What this does not catch

Deterministic redaction has a real ceiling, and it would be dishonest to pretend otherwise. It catches what it has been told to catch: known secret patterns and the terms in the glossary. It will not catch a novel piece of personal information that matches no pattern and is in no glossary, for example a client's name mentioned for the first time in a meeting. The deterministic pass is fast, cheap, and guaranteed, which is exactly why it belongs at egress. It is not, on its own, sufficient.

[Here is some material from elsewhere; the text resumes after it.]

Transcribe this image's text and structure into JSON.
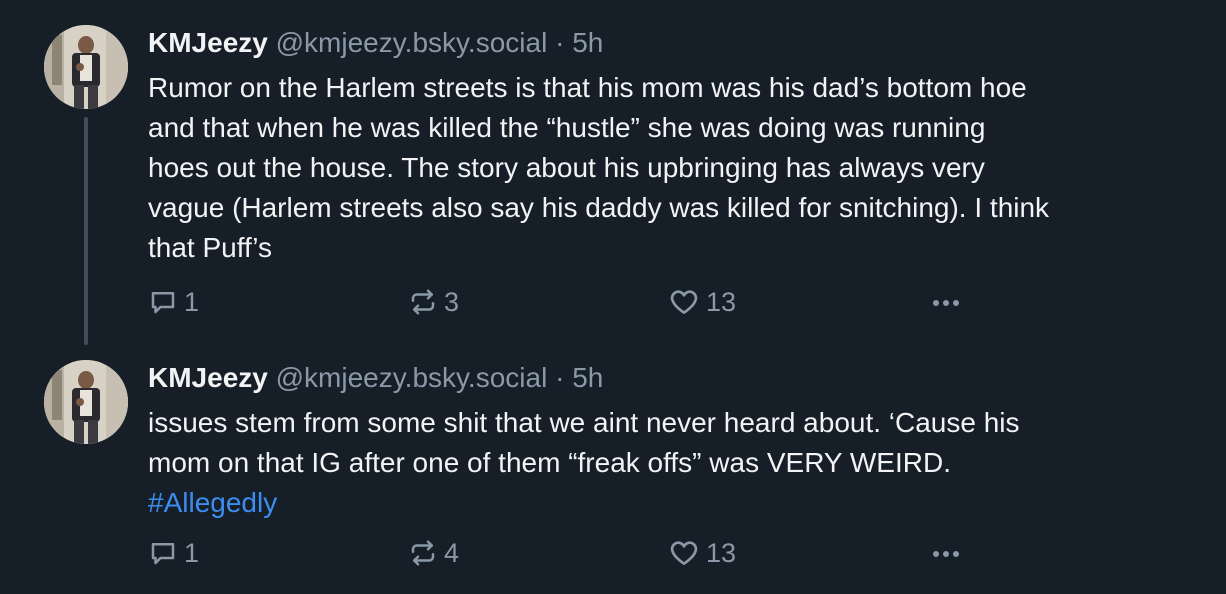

That is why it is the first guard and not the only one. A second, slower check runs much later, at the publish gate: an LLM deep-scan that reads the drafted post for the things a regex cannot see. I will get to that gate in Part 4. The important property is layering. The cheap deterministic guard runs where the data is most dangerous (at the source, before egress) and the expensive judgment-based guard runs where the cost is affordable (once, on a finished draft).

The thing I would tell anyone building a system that ingests their real work is this: pick the moment of egress as the place you enforce confidentiality, and make the enforcement code rather than habit. Once confidentiality at egress is a line in the program instead of a note in your head, you stop spending attention on it, and you get to spend that attention on the writing instead.